Acho que era isso que me assustava. Ter sido pega de surpresa por aqueles sentimentos. Que assim como Pietro eu estava tentando reprimir. Mesmo que fosse impossível.

No dia seguinte, cheguei na escola, subi as escadas e encontrei meus amigos conversando próximos a porta da sala de aula. De longe vi que os dois estavam de bom humor. Vitória sorria de algo que Rafael havia dito. Bom humor significava que ela não estava brava comigo.

— Oi — disse quando me aproximei.

— Oi — disse Rafael, me recebendo com nosso soquinho de mãos matinal.

— Oi, você está bem, amiga? — perguntou Vitória amavelmente.

Dei graças a Deus! Tudo que eu não queria era ficar de mal com a única amiga que eu tinha.

— Sim, estou bem. E você? — respondi.

— Eu estou ótima, mas isso não importa — disse rapidamente. — Você pensou sobre aquela nossa conversa de ontem?

Passei a mão nos cabelos e desvie o olhar timidamente. Não queria falar sobre aquele assunto logo tão cedo da manhã.

— Claro que eu pensei — respondi.

— E? — insistiu ela.

— O quê?

Não entendi.

— Você já tomou uma decisão? — perguntou ela.

— Ainda não sei o que fazer. Acho que por enquanto vou ficar na minha. É muita informação para processar, preciso de tempo — afirmei.

Vitória não aceitou minha resposta e logo veio sugerir algo. Mas foi interrompida por Rafael.

— Ela tem razão, Vitória — disse enquanto segurava os ombros dela. — Se fosse comigo eu também ia querer um tempo para pensar. As coisas devem ser difíceis para ela. Imagina se você soubesse que a pessoa que você amou nas suas vidas passadas está por perto. Eu não sei você, mas eu ficaria nervosa pra caramba! — Ele sorriu para nós duas.

E o sinal tocou.

Rafael se despediu e saiu andando pelo corredor em direção a sua sala, que ficava do outro lado da escola.

— Ele pensa que eu não entendo — disse Vitória, o olhando enquanto se afastava. — Mas sempre foi ele quem eu amei.

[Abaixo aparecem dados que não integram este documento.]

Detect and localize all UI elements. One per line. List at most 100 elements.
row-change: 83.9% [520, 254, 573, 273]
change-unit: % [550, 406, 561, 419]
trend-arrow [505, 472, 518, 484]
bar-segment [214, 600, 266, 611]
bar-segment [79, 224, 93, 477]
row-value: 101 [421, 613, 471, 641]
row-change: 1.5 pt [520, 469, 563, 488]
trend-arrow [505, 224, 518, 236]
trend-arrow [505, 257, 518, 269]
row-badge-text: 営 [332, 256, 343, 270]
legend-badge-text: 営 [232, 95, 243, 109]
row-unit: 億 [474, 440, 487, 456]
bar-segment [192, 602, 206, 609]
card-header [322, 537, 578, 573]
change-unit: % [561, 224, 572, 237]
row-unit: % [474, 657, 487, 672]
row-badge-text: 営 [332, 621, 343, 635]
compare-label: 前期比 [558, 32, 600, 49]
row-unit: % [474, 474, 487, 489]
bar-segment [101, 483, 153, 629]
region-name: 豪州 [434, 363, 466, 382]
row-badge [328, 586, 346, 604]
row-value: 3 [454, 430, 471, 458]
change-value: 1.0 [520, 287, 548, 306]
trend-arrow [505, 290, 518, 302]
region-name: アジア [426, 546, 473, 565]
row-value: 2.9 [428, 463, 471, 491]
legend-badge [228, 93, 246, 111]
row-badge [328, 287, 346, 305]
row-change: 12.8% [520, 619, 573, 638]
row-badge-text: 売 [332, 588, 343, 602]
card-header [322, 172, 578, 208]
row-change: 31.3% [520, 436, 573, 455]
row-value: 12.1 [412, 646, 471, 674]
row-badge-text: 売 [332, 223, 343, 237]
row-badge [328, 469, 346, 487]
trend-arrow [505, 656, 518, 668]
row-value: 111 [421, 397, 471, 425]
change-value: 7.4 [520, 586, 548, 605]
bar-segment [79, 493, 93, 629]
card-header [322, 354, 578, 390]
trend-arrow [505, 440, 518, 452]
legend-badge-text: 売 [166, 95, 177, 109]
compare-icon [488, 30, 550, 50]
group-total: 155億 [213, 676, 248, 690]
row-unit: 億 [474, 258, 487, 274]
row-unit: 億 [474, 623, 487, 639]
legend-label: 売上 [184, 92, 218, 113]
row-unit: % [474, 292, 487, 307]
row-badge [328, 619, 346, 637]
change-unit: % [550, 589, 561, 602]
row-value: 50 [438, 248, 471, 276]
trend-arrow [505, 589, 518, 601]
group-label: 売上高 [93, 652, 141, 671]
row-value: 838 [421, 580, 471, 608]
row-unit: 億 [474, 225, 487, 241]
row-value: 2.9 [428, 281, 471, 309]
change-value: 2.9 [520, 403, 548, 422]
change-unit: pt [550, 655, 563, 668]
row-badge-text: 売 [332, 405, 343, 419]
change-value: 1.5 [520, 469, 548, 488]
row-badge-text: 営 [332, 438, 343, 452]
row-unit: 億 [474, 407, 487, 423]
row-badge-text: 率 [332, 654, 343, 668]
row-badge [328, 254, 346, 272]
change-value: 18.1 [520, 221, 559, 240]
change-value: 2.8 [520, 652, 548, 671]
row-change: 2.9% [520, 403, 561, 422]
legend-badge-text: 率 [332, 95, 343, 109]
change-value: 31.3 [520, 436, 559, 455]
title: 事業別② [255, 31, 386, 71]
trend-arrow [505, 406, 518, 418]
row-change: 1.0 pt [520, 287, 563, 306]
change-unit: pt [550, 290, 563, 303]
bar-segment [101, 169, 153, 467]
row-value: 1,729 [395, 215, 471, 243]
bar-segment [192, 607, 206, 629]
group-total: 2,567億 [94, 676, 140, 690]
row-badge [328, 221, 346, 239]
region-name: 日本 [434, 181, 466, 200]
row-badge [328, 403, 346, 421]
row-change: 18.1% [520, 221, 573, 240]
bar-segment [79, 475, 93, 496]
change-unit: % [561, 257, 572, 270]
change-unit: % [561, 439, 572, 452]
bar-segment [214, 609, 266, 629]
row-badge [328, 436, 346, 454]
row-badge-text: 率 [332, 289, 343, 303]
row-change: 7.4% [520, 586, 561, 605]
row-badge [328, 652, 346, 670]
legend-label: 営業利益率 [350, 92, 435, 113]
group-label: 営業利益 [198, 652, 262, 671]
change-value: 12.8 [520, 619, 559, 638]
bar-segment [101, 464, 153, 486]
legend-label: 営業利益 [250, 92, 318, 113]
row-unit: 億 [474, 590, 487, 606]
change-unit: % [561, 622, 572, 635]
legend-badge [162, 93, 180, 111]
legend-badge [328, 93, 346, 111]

Até nas minhas vidas passadas, eu vi.

— Isso impõe uma auto pressão, né? — comentei ao lado dela.

— É como um nó na garganta — disse olhando para mim. — Vamos entrar?

Juntas andamos até a sala e assim que entramos dei de frente com Kety.

Nunca senti tanto nervosismo na minha vida até aquele momento.

— Oi, Paloma — disse Kety, um pouco envergonhada também.

Eu queria entender o que aquela garota tinha que me deixava sem ar quando eu a tinha por perto. Mesmo de calça jeans e moletom ela era a garota mais linda que já conheci.

— Oi — respondi desviando o olhar.

Foi quando percebi que estávamos trancando o caminho.

— É melhor eu ir para o meu lugar. — Dei um passo à frente.

Kety segurou minha mão. Seu toque fez todo meu corpo se derreter como sorvete. Olhei para trás e ela sorriu brevemente.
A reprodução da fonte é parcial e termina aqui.